Они поднялись наверх по лестнице. Он закрыл дверь на ключ и погасил свет.
Он все еще держал ее за руку. Ему это нравилось; как это мило выглядело.
- Я бы хотела выпить.
- Конечно.
- А какие еще у вас хобби? - Интересно, подходит ли вообще это слово.
- О, в свободное время я делаю еще и другие вещи.
- Как женщины мертвой хватки, - подумала она и улыбнулась.
Он не предложил рассказать ей о тех вещах. При всем том, что она как бы обязана была спросить о них, ей и не хотелось о них знать. Она бы с удовольствием рассказала что-либо о себе, но что говорить – он жестко поворачивал действия к себе. И что она могла сделать?
Она все же спросила.
- Ну, например, - сказал он, - я могу делать мебель.
Она огляделась и только сейчас заметила, что мебель была не фабричная.
- Я не внимательная. Вы сконструировали мебель?
- Я сконструировал, а также готовил клеи и гвозди. Я заметил, что вы не засчитываете это комплиментом мне.
- Вы сказали «гвозди»?
- Гвозди из железного расплава я делал сам. Здесь неподалеку есть небольшая кузница. Гвозди из стали, но очень небольшого процента содержания ее. Я делал собственноручно.
Должно быть, на ее лице появилось выражение: «Господи, за что мне это».

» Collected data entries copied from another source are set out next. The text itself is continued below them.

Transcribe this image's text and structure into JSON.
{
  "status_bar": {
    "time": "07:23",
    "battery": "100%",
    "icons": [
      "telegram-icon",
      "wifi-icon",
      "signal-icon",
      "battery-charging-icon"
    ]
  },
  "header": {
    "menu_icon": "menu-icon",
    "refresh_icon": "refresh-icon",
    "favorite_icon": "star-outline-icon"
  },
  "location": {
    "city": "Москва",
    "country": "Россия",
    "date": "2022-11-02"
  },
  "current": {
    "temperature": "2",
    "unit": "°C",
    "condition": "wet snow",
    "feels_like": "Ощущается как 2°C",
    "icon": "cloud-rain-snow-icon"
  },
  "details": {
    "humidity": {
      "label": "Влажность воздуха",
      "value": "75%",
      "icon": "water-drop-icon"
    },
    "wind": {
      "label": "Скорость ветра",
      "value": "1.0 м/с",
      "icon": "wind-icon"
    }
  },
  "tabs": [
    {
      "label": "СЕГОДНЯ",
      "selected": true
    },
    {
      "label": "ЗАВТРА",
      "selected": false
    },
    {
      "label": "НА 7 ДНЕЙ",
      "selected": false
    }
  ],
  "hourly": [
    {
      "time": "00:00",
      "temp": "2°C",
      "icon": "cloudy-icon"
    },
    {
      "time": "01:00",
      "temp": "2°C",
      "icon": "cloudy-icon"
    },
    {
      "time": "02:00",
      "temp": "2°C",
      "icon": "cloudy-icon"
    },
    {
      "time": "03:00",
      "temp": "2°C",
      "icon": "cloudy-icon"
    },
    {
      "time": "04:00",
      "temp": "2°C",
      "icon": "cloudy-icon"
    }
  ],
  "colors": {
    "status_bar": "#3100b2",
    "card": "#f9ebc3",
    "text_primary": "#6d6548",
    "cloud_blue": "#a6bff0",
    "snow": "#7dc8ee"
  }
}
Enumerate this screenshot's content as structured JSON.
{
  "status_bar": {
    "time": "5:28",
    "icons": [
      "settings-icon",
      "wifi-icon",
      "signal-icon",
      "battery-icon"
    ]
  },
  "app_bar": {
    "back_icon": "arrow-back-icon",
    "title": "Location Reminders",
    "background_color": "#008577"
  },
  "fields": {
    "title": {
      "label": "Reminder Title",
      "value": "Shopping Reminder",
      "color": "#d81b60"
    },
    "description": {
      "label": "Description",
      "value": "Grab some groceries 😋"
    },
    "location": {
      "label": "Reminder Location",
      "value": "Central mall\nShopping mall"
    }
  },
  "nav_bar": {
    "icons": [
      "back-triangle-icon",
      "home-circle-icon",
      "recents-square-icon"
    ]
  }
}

А он заторопился рассказывать дальше: «Понимаете, я люблю вникать в сам процесс; что касается пищи, я должен вырастить ее, собрать урожай, обработать. И это касается всего. Как правило, все же, - сказал он разочарованно, - это невозможно».
Я действительно заготавливал древесину для мебели, но не для этой, а для других поделок из дерева. И я их сделал.
Его голос дрогнул, когда он пристально посмотрел на нее: он нуждался в заверении, что он не слишком зануден.
- Вы не думаете, что я того … - он постучал над ухом.
Она качнула головой: «Тогда и ковер вы соткали?» Под ее ногами было грубо выделанное плетение.
- Да, укажем и на это хорошее дело! - Он приобрел второе дыхание - Я действительно пасу на побережье овец, пряду шерсть, крашу шерсть, делаю краску.
- А как машины, механизмы, орудия производства, с помощью которых вы все это делаете?
Вопрос прозвучал как желание на чем-то его поймать.
- Ха! На сей раз вы попали в точку – Я изготавливаю только простую оснастку, к примеру, катушки для спиннинга, но сверла токарные – нет, электродрели и пилы – тоже нет.
Потеряв контроль над собой, она грубо сказала: «Вот дом не построили».
- Да, не построил, но…
Она прервала: «Догадываюсь, что если захотите дом построить, то знаете как».
Скромно и тихо, как бы осознавая, что зашел уж слишком далеко, он произнес: «Да, в Штатах я построил домик из четырех комнат с крышей из дерна. Она протекла».
Его первая шутка.
Она засмеялась и откинулась на спинку кресла: «Еще вина» - попросила она. Это ничего что она так быстро пьянеет.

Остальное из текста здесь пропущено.